On a donc cherché à développer des vecteurs à partir d'éléments constitutifs de chromosomes. L'idée sous-jascente est de développer un outils qui ne s'intègre pas au génome (de façon à ne pas modifier son expression) mais qui puisse être transmis sous une forme épisomale (physiquement indépendante des chromosomes, mais ayant les mêmes capacités). Cela pose de nombreux problèmes...
- Pour la réplication, il faut des origines de réplications fonctionnelles. Si elles semblent correspondre à une séquence bien définie chez la levure (séquence ARS = autonomous replicating sequence), ce n'est pas le cas chez les mammifères... chez qui les origines de réplications présentent des caractéristiques structurales communes mais non identiques. L'activation de ces origines inclut vraisemblablement une dimension épigénétique importante...
- pour la transmission, il faut un centromère fonctionnel. Le problème est le même que précédemment...
- pour la conservation, il faut des télomères... Une astuce souvent utilisée consiste à faire un chromosome circulaire, et cela semble marcher !

Deux méthodes de construction de MAC sont utilisées :
- construction à partir de l'assemblage des éléments précédents. Les premiers essais chez l'homme datent de 1997 (Harrington & al, Nature Gen 15:345-355) : les auteurs ont rassemblé dans des cellules en culture de l'ADN satellite alpha (un composant habituel du centromère, obtenu par surexpression), de l'ADN telomérique (issu de PCR) et du DNA génomique ; ils ont obtenu (en se demandant comment...) un HAC (human artificial chromosome) d'environ 10 Mbp. Ce type de manipulation a été reproduit, mais tous les essais actuels donnent des chromosomes instables, avec des risques d'intégrations (sauf lorsqu'on a obtenu des chromosomes circulaires, semble-t-il)
- manipulation (raccourcissement) d'un chromosome existant et obtention d'un minichromosome conservant des télomères raccourcis. Ces chromosomes semblent relativement stables.
En bref, ces manipulations sont lourdes, et pas à la portée d'un laboratoire courant...

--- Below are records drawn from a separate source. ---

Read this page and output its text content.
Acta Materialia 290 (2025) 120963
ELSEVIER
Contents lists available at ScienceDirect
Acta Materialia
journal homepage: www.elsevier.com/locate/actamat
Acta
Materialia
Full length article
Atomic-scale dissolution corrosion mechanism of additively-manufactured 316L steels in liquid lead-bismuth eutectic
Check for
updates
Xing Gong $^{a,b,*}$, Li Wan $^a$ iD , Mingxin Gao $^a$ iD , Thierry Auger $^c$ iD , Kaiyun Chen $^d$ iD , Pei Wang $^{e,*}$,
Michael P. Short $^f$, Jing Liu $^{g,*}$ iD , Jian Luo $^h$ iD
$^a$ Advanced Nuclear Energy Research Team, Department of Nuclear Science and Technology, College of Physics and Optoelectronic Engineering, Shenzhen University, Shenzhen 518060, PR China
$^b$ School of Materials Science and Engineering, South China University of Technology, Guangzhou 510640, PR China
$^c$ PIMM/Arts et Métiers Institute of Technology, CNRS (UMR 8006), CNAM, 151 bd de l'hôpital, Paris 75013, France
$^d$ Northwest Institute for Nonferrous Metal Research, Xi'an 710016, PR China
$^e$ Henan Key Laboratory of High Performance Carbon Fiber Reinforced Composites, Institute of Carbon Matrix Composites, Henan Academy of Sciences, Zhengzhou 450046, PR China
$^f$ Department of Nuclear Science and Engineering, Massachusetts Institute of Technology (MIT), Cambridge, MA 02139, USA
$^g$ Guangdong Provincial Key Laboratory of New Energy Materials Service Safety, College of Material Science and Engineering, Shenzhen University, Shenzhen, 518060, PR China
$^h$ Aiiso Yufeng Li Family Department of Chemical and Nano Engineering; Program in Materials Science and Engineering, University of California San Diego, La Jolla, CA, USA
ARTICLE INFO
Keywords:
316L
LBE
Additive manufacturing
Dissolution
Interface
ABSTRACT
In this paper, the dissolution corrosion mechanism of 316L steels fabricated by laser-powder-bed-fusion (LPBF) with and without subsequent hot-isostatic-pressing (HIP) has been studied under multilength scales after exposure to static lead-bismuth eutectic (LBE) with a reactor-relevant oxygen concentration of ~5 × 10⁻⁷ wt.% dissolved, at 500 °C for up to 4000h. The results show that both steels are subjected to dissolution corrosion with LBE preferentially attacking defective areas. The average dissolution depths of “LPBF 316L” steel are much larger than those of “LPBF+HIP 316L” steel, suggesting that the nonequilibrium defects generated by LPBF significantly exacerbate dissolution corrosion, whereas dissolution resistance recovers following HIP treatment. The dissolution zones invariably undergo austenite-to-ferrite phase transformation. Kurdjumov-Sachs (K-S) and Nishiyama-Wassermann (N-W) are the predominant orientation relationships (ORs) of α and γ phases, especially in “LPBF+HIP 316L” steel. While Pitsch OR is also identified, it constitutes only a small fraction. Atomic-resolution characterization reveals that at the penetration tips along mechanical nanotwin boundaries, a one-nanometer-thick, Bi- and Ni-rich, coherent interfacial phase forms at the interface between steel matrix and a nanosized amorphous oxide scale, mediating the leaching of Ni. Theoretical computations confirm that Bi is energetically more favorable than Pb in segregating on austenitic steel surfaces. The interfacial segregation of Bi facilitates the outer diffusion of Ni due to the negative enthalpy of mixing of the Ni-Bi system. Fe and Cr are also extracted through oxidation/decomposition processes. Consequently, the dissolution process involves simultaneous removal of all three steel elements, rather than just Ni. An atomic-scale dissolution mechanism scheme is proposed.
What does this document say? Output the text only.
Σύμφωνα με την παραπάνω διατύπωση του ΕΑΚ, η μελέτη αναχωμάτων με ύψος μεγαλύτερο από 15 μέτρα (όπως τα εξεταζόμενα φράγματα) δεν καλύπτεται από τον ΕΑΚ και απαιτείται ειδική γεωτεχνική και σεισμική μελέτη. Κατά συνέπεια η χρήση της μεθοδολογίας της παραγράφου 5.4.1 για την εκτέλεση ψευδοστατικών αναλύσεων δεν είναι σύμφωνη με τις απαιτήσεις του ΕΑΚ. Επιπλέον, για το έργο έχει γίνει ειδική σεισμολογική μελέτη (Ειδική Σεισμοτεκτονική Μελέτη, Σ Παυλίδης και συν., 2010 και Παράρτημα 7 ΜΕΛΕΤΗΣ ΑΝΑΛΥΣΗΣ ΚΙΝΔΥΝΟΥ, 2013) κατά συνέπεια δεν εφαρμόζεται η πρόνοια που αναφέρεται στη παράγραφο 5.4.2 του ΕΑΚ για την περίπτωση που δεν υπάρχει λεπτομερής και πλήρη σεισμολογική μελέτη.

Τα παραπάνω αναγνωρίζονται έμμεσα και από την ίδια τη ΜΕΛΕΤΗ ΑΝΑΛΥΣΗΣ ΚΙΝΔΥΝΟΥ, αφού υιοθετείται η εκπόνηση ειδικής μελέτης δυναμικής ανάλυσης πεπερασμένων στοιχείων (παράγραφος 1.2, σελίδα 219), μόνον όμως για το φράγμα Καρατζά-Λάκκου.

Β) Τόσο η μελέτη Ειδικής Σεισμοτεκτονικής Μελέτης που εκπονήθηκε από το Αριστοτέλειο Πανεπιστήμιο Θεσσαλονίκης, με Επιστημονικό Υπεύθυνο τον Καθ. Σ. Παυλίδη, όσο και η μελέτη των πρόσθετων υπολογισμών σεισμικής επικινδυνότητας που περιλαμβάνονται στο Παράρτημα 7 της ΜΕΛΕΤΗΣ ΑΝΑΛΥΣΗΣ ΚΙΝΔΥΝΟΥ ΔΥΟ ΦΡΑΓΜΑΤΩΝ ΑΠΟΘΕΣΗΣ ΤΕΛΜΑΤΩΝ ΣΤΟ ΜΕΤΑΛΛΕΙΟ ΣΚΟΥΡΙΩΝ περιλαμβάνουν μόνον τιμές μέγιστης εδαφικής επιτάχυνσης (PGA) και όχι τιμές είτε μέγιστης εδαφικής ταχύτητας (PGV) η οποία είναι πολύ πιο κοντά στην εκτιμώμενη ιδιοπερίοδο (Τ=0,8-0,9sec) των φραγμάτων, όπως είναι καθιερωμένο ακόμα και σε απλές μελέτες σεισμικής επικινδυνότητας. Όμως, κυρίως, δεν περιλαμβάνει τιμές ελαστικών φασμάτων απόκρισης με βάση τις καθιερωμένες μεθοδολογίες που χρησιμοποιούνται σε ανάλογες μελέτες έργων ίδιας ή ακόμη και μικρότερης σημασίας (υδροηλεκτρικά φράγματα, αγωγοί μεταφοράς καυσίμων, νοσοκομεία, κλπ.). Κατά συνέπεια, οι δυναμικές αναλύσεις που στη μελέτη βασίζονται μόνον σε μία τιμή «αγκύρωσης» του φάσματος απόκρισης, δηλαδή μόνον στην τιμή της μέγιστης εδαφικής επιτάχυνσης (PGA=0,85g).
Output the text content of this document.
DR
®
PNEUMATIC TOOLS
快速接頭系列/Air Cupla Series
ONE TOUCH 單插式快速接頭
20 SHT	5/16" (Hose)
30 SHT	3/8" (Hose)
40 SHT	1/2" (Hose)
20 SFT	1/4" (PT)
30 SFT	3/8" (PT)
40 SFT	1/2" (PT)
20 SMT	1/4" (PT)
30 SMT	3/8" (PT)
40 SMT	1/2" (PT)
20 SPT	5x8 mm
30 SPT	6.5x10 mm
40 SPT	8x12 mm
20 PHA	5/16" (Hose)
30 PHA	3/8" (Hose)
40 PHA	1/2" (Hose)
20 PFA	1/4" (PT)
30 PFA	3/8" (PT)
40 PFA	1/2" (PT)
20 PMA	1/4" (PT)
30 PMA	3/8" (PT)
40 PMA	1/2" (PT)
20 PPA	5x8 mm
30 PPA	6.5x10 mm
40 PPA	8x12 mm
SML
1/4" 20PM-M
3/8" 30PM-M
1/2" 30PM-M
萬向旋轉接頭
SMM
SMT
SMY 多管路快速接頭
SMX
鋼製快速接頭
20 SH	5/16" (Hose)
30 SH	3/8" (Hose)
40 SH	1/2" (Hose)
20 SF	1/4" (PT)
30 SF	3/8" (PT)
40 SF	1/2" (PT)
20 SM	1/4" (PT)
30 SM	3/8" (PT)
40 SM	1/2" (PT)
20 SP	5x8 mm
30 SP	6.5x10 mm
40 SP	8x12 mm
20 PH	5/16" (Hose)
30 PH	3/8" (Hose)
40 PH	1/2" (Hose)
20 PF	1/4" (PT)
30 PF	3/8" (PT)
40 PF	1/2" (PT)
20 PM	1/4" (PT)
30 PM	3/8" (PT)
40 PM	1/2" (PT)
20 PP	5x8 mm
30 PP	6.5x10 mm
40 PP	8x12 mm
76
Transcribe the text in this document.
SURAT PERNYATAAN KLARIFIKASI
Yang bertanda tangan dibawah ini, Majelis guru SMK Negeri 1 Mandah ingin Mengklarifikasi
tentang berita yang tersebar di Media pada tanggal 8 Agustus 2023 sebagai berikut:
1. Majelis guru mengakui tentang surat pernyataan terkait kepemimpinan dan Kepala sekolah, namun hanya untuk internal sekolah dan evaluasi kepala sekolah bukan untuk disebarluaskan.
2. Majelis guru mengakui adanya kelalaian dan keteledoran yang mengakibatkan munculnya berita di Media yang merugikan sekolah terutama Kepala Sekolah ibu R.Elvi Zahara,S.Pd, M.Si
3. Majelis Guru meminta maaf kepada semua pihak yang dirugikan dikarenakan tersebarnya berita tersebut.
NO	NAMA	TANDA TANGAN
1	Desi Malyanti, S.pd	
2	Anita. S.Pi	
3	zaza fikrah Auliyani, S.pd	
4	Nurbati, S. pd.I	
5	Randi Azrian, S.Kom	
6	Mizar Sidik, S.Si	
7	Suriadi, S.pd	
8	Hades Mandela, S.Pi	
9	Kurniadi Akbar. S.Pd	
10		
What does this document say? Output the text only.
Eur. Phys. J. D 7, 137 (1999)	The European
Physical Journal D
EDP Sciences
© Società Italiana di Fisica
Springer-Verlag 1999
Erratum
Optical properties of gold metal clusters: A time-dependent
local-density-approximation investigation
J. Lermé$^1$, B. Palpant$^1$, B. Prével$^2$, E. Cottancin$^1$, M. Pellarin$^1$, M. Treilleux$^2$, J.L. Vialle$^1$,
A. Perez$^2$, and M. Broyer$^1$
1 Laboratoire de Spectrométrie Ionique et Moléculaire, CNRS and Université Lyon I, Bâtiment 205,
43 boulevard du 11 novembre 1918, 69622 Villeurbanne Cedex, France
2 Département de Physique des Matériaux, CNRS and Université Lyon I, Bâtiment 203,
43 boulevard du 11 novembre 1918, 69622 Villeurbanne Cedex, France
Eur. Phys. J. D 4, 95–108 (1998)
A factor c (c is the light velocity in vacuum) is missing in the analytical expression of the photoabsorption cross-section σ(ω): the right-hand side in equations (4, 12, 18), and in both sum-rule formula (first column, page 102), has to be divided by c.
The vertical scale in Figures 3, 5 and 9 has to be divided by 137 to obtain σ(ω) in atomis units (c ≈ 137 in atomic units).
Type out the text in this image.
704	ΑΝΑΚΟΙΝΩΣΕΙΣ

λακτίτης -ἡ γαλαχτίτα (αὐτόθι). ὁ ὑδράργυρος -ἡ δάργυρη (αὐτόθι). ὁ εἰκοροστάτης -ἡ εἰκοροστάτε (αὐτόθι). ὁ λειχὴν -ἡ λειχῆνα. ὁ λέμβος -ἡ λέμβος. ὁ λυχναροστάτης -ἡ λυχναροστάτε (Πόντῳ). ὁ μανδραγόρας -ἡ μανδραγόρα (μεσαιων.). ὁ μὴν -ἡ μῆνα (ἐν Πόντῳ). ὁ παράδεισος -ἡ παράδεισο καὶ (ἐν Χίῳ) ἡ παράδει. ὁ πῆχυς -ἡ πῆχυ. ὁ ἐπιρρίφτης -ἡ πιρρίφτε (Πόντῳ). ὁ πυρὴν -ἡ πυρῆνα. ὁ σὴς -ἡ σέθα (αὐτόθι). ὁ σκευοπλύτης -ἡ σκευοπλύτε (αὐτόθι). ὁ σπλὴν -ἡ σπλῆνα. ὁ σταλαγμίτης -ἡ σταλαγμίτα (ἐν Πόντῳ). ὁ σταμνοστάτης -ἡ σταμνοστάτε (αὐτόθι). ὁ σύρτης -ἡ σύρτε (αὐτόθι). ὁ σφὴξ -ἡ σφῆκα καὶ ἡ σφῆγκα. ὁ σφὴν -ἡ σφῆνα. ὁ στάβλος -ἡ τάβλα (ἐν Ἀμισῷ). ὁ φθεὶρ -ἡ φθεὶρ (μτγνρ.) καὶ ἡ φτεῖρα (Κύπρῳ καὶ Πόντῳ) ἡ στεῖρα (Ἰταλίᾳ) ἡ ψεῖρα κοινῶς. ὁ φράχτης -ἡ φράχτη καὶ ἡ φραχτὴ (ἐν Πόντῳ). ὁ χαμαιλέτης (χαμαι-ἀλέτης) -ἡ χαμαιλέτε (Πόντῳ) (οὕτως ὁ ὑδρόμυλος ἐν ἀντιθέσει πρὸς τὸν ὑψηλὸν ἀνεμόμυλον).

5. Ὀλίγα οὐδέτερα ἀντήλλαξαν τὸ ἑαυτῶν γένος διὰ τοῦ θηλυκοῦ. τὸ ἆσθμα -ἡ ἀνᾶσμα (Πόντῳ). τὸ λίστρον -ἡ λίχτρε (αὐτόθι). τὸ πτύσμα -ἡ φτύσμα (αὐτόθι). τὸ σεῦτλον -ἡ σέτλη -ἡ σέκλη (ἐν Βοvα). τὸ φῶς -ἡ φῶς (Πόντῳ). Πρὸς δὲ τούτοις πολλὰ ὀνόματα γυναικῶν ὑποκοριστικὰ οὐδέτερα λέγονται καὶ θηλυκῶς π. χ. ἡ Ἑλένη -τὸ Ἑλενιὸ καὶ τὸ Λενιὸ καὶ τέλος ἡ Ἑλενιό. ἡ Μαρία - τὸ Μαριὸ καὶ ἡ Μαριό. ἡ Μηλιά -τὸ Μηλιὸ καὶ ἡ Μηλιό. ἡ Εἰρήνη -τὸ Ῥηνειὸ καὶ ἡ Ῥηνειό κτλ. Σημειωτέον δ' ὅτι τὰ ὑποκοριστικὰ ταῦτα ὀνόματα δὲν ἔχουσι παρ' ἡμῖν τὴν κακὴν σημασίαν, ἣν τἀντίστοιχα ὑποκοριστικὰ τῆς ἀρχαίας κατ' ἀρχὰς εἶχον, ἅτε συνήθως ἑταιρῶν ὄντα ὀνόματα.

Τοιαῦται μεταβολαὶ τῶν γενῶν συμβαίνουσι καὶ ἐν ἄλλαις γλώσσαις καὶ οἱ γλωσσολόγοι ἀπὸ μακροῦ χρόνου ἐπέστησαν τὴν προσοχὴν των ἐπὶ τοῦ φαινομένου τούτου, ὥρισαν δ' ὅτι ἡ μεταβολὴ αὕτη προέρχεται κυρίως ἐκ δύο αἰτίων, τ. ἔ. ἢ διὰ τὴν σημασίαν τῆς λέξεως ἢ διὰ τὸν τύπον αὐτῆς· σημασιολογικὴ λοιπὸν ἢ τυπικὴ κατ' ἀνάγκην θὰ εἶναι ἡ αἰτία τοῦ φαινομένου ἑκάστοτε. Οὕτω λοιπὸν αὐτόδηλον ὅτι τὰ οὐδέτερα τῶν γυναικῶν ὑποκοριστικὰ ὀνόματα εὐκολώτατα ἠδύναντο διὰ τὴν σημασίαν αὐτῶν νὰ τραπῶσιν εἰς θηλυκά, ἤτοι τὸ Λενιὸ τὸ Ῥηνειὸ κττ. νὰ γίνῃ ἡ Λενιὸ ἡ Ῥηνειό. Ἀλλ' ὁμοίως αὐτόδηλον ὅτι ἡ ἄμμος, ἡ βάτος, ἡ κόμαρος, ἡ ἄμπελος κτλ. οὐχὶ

Ces outils ont été utilisés pour étudier la biologie des chromosomes, en particulier les régulations à longue distance, ou les phénomènes épigénétiques contrôlant l'établissement du centromère. On a bien sûr tenté de les employer comme vecteur. Mais
- il y a des problèmes d'insertions des séquences voulues compatibles avec leur expression, ce qui n'est pas vraiment réglé.
- pour que cela fonctionne en vecteur, il faut les incorporer dans une cellule... ce qui n'est pas simple. Les articles récents montrent les voies de recherche (cherchez "human artificial chromosome" dans PubMed) : on tente de les faire rentrer dans des cellules souches, l'intérêt étant de différencier ensuite ces cellules souches vers le type cellulaire cherché, et de faire une greffe cellulaire.

Actuellement, c'est donc un domaine en recherche et on semble encore loin des applications réelles.